Imagine you are at the racetrack and are placing bets on horses. Someone whispers in your ear that the horse favored to win pulled a tendon earlier that day, and that only a few people know. You and a few others using that information to place your bet is unlikely to affect the odds appreciably, but may well affect your winnings greatly. You skip the favorite who will pay 3-to-2, and choose the second favorite paying 4-to-1 odds. If you had made the odd-makers’ safe bet at $25 and won, you’d reap $12.50, or lost since the horse had a bad leg. But if you win with the second favorite, your winnings would be $75. In a similar fashion, DeCinces, in light of privileged information, increased his investment in the firm (which he may not otherwise have done) and invited a select group of friends to also get it on future profits. Likewise, a handful of people with the inside scoop are unlikely to affect the overall market price of a stock to the point of pushing it toward a more realistic market value. In fact, they are knowingly purchasing the stock at a discount.
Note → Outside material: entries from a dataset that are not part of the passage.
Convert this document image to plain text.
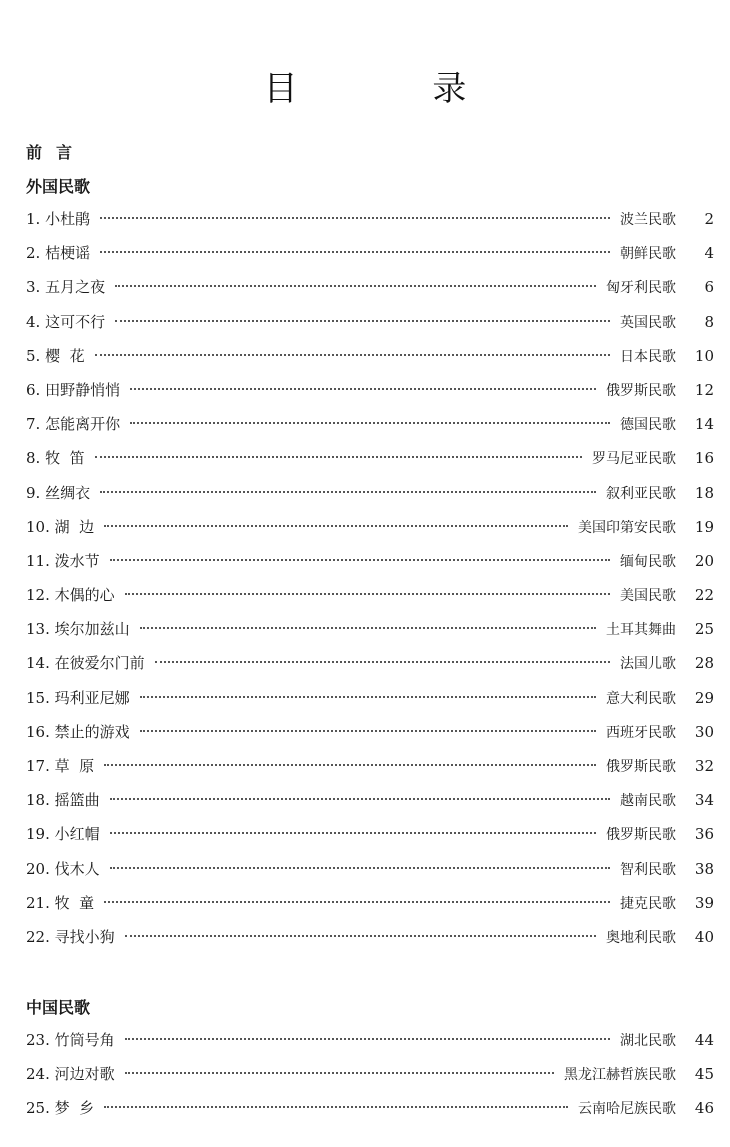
目 录
前言
外国民歌
1. 小杜鹃	波兰民歌	2
2. 桔梗谣	朝鲜民歌	4
3. 五月之夜	匈牙利民歌	6
4. 这可不行	英国民歌	8
5. 樱  花	日本民歌	10
6. 田野静悄悄	俄罗斯民歌	12
7. 怎能离开你	德国民歌	14
8. 牧  笛	罗马尼亚民歌	16
9. 丝绸衣	叙利亚民歌	18
10. 湖  边	美国印第安民歌	19
11. 泼水节	缅甸民歌	20
12. 木偶的心	美国民歌	22
13. 埃尔加兹山	土耳其舞曲	25
14. 在彼爱尔门前	法国儿歌	28
15. 玛利亚尼娜	意大利民歌	29
16. 禁止的游戏	西班牙民歌	30
17. 草  原	俄罗斯民歌	32
18. 摇篮曲	越南民歌	34
19. 小红帽	俄罗斯民歌	36
20. 伐木人	智利民歌	38
21. 牧  童	捷克民歌	39
22. 寻找小狗	奥地利民歌	40
中国民歌
23. 竹筒号角	湖北民歌	44
24. 河边对歌	黑龙江赫哲族民歌	45
25. 梦  乡	云南哈尼族民歌	46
Let’ consider an example of a CEO who owns a good chunk of stock in his own company, and knowing that his quarterly numbers will be disappointing, dumps his stock just prior to the release of their financial statements. He would be acting on insider information, and the news that he was selling it would likely push the stock toward its true market value, but he will have sold prior to the downward curve, saving himself losses that are then suffered by stockholders who didn’t have his privileged information.
In a way, the insider trading that is currently illegal is fraud due to timing. When a stock rises and falls, there are always winners and losers. The timing of a purchase at a discounted price or the sale of a stock at an inflated price can be injurious to other shareholders who are not privy to the ultimate market price and a boon to those who privately know the current market price is askew.
It is worth noting that insider trading laws only come into play when an investor makes a decision to buy or sell, and making a decision to do nothing has no repercussions. Being dissuaded from purchasing or selling a security with inside information, while technically illegal, will not land you in front of a judge.
The validity of insider trading laws and their effect on the markets is a separate consideration from the severity of the penalties for breaking them. Especially since the financial crisis, white collar crimes often receive punishments once reserved for the commission of violent crimes. It’s hard to imagine a rational person who believes DeCinces deserves up to 280 years in prison for his actions, especially considering he was not a professional trader. Bernie Madoff only received 150 years (and restitution of $170 billion) for his Ponzi scheme.
Without insider trading laws, it’s conceivable that a great deal of capital will flee from the equities markets. Those not in the know, especially personal investors, will never see themselves as playing on a level playing field.